You use a good word below [in the email I'm responding to]: "orchestration." And taking on that servicing the blind man and his elephant mentality, that might be a good way to describe these new types of platforms and middleware: we orchestrate the execution of enterprise applications. The thing to do is to pretty much stop there and just go out with that message. Describe what the problem is, what "orchestration" means, and then slowly trickle in your actual technology and how you're different.
What's frustrating to me is the conversation around things like Mesosphere and CoreOS. Both seem cool, but there's very little talk about the business use of those technologies. Are we just talking about running "stateless" web and mobile apps (read: NOT enterprise software), or something else?
To go even more abstract, one of the problems I see in the developer world at the moment is that there's very little "business analyst" think: that role that used to sit between the customer and the developers that understood the processes and needs of business and could tell the developers what that meant for code.
I don't expect developers to map out business processes, but I think most platforms out there do. Developers need help understanding those processes. And once developers understand that their job (largely) is to write the code (or build the system) to automate and "computerize" those business processes, I think platforms slot in well. Instead, the developer world is so focused on consumer tech that the idea of a complex decision tree of events, workflows, etc. always seems foggy and foreign.
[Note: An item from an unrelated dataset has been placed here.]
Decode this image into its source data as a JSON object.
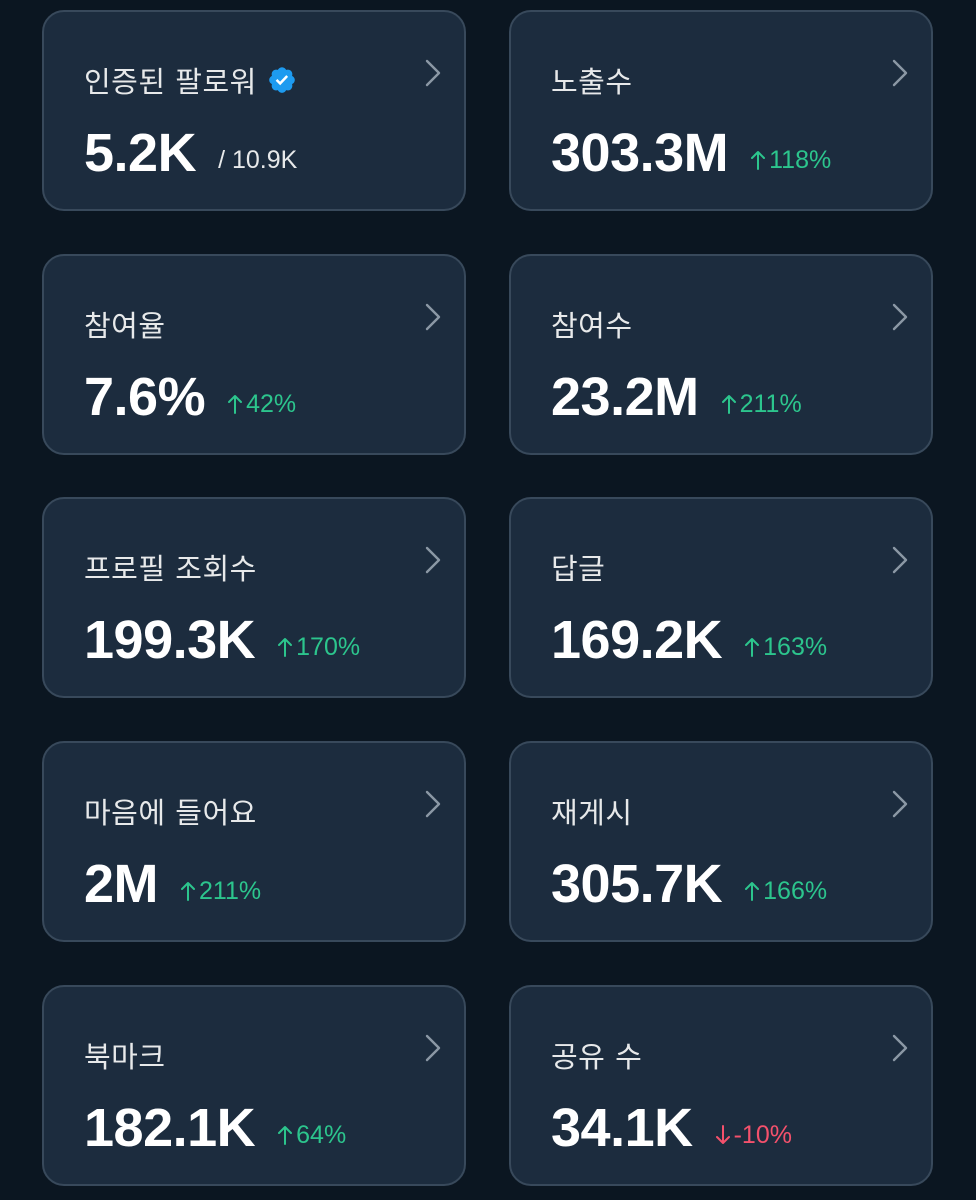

Thus, I think many "enterprise" platforms get a frustrating reception in the wilds of the web. If you remember the old Crossing the Chasm advice, the first thing you need to 5-10 good reference customers who can explain to their peers what the problem is and how it gets solved. Early on, selling the technology for the technology sake is difficult. This is also why so many "platforms" seemingly start as open source: they build up momentum and "reference customers" by giving themselves away for free for awhile.